This paper reviews the concept of capability at different levels ranging from organisational capability to individual capability. The commonalities and differences of researchers’ perspectives on the concept among different fields are explained. The goal of this review is to develop a framework for evaluating the capability impact and capability utilisation of individuals. The methodology involved the consultation of multi disciplinary literature on the capability definitions and uses. The review compares and contrasts these definitions and uses of capabilities over the past twenty years. Three conclusions are drawn in this paper: Firstly, capability is a widely used concept across the studied disciplines but a clear definition of its structure has not been found. Secondly despite the variations in the definitions and purposes of usage and classifications, it is inferred that the principles of the concept are common to different fields. Thirdly, capability can be defined in potential and applied levels. Applied capability which is the main focus of this research, comprises elements of enablers, moderators and performance in conducting a task.
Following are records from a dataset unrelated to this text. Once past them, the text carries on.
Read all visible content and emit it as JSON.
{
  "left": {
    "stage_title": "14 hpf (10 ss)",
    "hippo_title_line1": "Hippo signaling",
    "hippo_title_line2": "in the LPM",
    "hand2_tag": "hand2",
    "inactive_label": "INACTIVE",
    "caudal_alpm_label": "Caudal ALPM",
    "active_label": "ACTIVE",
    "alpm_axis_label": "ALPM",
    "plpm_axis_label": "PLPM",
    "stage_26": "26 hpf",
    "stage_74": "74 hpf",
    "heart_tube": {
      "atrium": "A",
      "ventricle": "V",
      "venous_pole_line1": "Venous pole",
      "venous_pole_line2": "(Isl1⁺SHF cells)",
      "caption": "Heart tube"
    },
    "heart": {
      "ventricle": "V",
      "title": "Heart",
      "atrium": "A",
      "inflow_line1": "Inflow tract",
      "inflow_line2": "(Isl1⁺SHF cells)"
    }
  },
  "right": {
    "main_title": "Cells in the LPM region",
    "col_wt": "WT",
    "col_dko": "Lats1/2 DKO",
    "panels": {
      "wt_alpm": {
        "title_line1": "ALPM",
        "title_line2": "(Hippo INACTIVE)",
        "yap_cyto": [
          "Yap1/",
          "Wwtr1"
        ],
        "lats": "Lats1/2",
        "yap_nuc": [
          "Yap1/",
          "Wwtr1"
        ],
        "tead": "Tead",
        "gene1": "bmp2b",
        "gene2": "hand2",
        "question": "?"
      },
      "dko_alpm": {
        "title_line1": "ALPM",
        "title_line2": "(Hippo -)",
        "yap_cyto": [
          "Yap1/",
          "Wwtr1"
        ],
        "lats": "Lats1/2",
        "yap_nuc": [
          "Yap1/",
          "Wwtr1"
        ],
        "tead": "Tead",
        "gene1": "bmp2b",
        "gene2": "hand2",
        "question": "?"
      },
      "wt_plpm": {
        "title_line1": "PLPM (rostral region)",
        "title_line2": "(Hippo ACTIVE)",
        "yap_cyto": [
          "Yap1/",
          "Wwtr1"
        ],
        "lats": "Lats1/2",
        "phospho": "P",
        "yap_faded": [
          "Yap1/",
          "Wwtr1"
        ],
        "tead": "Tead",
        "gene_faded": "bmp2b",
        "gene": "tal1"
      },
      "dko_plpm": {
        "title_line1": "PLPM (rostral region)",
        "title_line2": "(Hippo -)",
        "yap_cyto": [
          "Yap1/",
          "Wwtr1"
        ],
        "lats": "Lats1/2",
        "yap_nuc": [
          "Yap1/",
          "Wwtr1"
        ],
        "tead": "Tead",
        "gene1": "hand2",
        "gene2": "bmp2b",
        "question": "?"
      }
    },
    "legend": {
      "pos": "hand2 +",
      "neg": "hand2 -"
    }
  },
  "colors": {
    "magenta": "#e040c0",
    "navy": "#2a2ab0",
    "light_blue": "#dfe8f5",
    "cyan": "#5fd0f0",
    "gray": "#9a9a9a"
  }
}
Capability as defined with the above elements can be presented in a quantitative format and be used to evaluate impact of one’s capability in a specific task. The major implications of this study are: the use of transferring knowledge across disciplines in formation of a concept, the provision of a platform for evaluating applied capability in individuals, and development of two indices which can give a clear advantage in optimised fitting of individuals to a given task.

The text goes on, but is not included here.